"What happened here?" Dave asked and reached for the gear shift lever.
"The worst!" the officer snapped, and gestured with his hand. "Stukas caught a whole battalion. Nasty business! Now, chase, do you hear?"
Dave didn't wait to argue about that. He sent the car rolling forward and kept his eyes open for the turn to the left. He came to it presently and turned off. It was also more or less untouched by bombs so he could keep his speed steady. In almost no time they came upon a whole army of British soldiers. They jammed the road and overflowed on both sides. Hundreds of pairs of eyes were turned their way as their headlights cut through the night. A soldier with sergeant's chevrons on his sleeves rushed up to them.
"Shut off those blasted lights, you fool!" he roared. "You want the Jerry planes to ... Good grief, a couple of kids! What's this?"
"Ambulance with wounded from Lille, Sergeant," Freddy called out to him. "The officer back there told us to take them to the rail junction. How far is it?"
"Wounded, eh?" the sergeant grunted. "Well, that's a sight different. Keep going. You're practically there, mates."
The sergeant stepped back and cupped big hands to his mouth.
"Make way!" he thundered at the road choked mass of British troops. "Ambulance! Make way there, you chaps! Ambulance! Give them the horn, lad. That'll make 'em jump."
The sergeant barked the last at Dave as the ambulance started forward. Dave got the car in high then held his hand on the horn. Freddy got out on the running board and started shouting, "Make way for an ambulance!" at the top of his voice. For two or three awful seconds Dave was afraid that the soldiers were going to refuse to move. But the shouted word, "Ambulance!" finally did the trick. They shuffled off to both sides and left a path down the middle of the road. Driving with one hand and keeping his other on the horn, Dave steered the ambulance down that path until a bomb shattered railroad bridge stopped him. There was no need of going farther anyway.

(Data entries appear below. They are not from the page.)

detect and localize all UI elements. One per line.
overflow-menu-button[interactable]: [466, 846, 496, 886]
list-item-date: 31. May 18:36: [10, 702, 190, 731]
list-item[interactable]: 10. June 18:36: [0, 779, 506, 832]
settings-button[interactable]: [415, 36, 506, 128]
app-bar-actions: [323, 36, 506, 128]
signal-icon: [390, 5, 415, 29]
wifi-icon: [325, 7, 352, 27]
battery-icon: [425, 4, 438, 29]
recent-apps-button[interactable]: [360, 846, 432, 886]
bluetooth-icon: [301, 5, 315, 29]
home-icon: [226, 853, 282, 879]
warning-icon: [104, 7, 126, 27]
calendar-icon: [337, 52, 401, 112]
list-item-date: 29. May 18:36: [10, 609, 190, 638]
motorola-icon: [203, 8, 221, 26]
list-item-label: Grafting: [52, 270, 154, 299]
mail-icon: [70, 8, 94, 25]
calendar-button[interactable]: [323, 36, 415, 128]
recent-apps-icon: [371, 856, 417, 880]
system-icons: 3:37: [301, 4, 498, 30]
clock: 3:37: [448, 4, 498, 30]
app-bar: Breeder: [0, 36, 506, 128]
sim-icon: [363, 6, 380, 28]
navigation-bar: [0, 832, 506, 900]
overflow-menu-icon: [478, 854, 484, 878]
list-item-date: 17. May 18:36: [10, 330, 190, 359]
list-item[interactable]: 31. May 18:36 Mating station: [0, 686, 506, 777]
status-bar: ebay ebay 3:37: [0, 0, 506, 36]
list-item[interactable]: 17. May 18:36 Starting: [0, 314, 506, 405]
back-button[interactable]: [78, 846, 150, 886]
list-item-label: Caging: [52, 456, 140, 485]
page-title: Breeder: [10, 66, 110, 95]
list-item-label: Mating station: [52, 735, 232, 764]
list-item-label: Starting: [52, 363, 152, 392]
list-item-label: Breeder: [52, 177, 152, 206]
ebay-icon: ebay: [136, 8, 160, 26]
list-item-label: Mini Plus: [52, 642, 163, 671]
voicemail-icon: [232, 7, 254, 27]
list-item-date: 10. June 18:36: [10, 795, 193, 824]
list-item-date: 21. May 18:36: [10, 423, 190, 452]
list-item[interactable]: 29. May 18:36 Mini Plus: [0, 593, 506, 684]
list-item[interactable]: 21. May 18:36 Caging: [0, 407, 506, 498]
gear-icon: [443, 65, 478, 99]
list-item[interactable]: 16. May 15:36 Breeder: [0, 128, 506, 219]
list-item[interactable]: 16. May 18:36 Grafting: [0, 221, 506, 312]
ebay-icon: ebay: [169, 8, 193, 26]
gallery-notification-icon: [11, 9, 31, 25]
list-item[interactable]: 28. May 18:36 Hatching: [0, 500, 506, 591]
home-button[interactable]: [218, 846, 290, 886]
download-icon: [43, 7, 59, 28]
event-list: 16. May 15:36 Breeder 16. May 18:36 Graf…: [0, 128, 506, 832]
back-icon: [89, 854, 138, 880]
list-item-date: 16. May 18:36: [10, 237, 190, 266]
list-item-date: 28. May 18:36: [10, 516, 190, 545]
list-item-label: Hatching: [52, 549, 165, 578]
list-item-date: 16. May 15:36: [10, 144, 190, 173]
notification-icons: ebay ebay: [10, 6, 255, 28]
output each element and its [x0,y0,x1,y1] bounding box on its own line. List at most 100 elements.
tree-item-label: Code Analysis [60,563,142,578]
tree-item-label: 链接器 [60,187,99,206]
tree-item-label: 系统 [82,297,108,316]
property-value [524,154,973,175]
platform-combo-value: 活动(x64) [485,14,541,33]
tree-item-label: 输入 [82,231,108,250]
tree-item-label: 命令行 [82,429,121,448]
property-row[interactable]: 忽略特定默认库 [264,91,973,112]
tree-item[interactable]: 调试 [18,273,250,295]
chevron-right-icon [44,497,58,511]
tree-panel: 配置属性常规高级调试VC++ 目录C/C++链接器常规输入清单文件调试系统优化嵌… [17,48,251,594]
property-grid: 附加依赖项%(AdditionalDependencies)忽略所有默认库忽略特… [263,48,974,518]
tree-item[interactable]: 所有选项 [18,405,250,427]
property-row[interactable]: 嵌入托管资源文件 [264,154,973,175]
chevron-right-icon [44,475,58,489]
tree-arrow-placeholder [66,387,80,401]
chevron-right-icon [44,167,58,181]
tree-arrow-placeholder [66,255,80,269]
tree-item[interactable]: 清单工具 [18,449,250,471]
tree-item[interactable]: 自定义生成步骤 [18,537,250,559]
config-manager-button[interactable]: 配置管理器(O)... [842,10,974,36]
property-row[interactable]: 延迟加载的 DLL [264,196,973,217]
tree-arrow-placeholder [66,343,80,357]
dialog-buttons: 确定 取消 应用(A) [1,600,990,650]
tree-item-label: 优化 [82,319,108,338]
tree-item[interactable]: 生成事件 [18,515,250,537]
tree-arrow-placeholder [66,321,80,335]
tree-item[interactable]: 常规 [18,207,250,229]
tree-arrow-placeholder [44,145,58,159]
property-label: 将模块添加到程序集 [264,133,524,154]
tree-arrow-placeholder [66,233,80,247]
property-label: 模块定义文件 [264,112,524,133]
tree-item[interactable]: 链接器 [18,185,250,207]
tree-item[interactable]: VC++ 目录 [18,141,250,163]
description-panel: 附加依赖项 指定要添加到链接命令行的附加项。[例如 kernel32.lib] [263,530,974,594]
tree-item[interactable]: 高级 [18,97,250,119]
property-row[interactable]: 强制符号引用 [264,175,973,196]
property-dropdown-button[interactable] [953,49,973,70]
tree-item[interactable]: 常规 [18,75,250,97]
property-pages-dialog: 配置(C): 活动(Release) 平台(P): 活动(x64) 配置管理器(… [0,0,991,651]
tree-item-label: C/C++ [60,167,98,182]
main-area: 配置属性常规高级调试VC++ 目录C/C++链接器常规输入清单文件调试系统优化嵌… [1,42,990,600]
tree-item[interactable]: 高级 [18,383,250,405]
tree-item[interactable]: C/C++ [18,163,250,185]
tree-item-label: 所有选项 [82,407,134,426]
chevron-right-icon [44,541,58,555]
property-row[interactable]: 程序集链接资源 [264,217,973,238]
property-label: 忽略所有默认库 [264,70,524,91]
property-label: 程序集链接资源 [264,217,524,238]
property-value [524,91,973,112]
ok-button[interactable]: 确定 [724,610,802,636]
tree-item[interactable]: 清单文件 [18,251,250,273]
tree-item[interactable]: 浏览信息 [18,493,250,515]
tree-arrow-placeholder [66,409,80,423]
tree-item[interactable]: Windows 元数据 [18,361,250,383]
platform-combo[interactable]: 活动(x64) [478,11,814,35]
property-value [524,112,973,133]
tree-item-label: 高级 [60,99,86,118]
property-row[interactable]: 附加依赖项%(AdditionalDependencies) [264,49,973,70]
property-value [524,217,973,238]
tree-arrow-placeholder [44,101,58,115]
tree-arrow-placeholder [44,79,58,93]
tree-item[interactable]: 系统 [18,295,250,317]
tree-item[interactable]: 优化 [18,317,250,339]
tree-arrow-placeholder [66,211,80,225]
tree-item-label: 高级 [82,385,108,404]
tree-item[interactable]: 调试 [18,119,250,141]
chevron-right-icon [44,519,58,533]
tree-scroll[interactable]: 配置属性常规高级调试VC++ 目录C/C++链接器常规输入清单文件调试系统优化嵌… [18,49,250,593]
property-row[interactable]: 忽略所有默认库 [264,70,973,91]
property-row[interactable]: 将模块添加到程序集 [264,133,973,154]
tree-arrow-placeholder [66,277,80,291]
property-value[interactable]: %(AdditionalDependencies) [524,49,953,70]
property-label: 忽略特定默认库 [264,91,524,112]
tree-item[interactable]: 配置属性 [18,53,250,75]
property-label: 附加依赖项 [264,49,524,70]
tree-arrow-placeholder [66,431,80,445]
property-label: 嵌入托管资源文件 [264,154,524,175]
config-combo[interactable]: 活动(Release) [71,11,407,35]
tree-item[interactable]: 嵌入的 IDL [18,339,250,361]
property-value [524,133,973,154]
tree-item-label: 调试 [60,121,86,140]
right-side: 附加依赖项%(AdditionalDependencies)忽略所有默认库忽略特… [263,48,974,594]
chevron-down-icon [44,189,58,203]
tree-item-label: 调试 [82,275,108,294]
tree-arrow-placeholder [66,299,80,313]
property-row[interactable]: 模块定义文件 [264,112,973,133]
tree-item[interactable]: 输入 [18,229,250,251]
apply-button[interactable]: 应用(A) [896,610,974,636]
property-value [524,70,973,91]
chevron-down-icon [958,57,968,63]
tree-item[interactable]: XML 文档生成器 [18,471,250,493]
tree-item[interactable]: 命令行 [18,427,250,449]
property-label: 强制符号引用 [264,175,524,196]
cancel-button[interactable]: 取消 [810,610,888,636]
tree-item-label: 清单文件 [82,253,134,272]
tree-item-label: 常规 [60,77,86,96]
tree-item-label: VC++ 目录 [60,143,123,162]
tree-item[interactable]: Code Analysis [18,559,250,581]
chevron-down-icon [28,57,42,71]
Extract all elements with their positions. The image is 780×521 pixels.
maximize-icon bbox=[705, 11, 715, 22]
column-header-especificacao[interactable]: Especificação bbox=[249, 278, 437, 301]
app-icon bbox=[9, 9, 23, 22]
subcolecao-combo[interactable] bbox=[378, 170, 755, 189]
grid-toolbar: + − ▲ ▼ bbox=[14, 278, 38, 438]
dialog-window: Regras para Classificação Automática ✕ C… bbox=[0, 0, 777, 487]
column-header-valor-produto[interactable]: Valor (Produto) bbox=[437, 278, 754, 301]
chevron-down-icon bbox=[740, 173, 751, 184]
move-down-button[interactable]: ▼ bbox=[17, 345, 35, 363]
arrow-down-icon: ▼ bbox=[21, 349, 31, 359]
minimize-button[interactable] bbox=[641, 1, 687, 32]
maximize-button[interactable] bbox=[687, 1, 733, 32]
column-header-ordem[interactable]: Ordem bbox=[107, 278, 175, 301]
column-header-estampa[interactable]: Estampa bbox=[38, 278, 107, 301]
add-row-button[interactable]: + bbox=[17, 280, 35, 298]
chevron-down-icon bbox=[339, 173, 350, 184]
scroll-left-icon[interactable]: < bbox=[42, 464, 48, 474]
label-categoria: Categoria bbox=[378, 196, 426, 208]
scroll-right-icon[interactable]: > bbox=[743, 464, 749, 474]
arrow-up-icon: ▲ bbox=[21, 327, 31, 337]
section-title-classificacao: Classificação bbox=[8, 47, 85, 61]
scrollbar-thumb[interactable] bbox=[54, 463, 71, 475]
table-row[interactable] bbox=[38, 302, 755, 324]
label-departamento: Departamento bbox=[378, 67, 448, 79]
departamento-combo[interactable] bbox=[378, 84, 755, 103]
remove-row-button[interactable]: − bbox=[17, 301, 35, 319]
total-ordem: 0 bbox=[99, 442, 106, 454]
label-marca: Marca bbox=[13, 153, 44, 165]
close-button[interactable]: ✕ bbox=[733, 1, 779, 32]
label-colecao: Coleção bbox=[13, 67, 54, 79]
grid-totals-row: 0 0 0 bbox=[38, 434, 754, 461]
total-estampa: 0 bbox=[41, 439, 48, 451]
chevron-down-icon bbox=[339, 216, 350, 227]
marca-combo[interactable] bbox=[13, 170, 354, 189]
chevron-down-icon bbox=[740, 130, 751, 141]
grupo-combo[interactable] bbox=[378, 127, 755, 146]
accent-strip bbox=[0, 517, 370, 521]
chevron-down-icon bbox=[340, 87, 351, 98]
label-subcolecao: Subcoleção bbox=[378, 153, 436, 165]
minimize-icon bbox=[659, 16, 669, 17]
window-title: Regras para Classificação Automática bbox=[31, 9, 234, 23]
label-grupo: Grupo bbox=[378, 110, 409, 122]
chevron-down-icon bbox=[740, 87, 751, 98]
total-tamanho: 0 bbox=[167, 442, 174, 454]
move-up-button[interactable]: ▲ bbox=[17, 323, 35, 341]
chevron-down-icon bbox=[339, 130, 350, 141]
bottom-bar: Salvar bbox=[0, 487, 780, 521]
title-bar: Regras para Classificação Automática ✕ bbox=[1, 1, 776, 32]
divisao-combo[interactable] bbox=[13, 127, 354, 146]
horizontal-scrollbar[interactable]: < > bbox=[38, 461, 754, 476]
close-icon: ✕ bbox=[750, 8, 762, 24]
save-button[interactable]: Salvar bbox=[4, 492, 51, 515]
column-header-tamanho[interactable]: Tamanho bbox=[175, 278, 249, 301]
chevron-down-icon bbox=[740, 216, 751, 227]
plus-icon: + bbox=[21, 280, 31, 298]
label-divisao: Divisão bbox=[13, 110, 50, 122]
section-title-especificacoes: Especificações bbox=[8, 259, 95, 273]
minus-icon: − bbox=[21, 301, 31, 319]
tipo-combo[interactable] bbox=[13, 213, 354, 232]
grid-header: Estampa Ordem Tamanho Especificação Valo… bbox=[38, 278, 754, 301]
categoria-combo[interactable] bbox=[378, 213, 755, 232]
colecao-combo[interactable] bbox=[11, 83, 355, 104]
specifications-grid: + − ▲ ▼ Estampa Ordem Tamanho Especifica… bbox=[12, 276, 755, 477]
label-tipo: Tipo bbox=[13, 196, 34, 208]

They had reached the rail junction, or at least what was left of it. Eastward from the bridge the track was just so much twisted steel, but westward from the bridge it had not been touched, by some strange miracle. There was a long train of some twenty cars on the track with an engine at the far end. Dimmed lights were moving around all over the place like fire-flies on a muggy night. The murmur of many voices filled the air, and as Dave got his eyes accustomed to the scene he saw that long lines of battle weary soldiers were climbing into the cars. And then out of nowhere a squad of soldiers with white bands on their tunic sleeves swooped down on the ambulance.